I have a new coat for winter. A new, unique, hand made for me coat.
I feel so incredibly blessed because my mum gave me an IOU for my 40th birthday (last year), and she is an amazing artist, designer and artisan of exacting standards.
We decided to hunt for fabric on our Japan trip in June last year. It was early summer, and the first few fabric shops we tried had few or no winter fabrics in stock. Finally we hit the jackpot on one of the last days in Tokyo, when we went to Nippori Fabric Town, a neighbourhood specialising in fabric and haberdashery. So many fabric shops.
Even there we really only found the right kind of wool in one place. Luckily it was this fabulous charcoal, and a small amount of the black and white textured wool for contrast. In another shop we found a lovely piece of green leather.
Mum used up almost every scrap of that leather with the piping around the collar and down the fronts, edging the sleeves, and along the shaped seams on the back flowing around the pockets; and all the other greenery she added. (Above, you can see the piping around the pocket, and the fancy pocket lining which shows just in little flashes as I wear it).
The lining fabric Mum found in Melbourne and it is perfect. She always likes to use interesting prints instead of plain linings. This stuff is 'shot' so that from one angle it looks green (sadly, I did not capture this in a photo) and the other purple.
The coat was based on a pattern Mum had used before for her own winter coat, but she drafted the assymmetrical collar from scratch with some suggestions from me, and taking inspiration from a different asymmetrical coat I had seen in a catalogue.
One of the first things that struck us about Tokyo was the amount of greenery everywhere, as well as the incredible tidiness in such a big city. Mum took that idea as her inspiration and hence the name, Tokyo Oxygen. The green 'fingers' have a double meaning for us, representing the green growth and parks we loved in Tokyo, and also a stylised city skyline.
Here are two great details. There are two subtle zippered pockets inside the lining, perfect for a passport or bus pass. And the gorgeous buttons came from a collection my aunt bought in Nantes, France, as a souvenir for Mum. I really liked them so much better than anything else we could find, but they were a little too small.
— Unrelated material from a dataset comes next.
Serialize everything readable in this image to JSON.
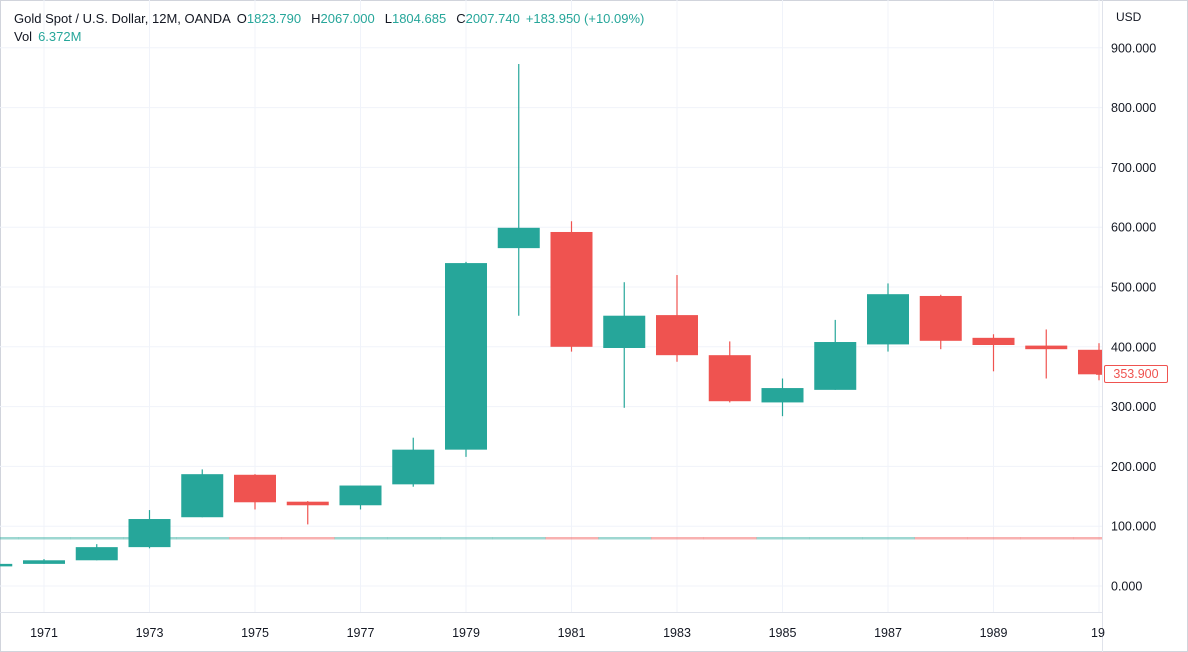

I hit the jackpot at the Camelot stall at the Old Bus Depot Markets, finding some slightly bigger plain ones in the same dark silver colour, which fit exactly behind the smaller gold and silver ones. I love mixed metals.
It is so warm, and completely unique and I am absolutely loving wearing it.
Oh and I happen to have almost matching green boots - hand-me-downs from little sister many years ago.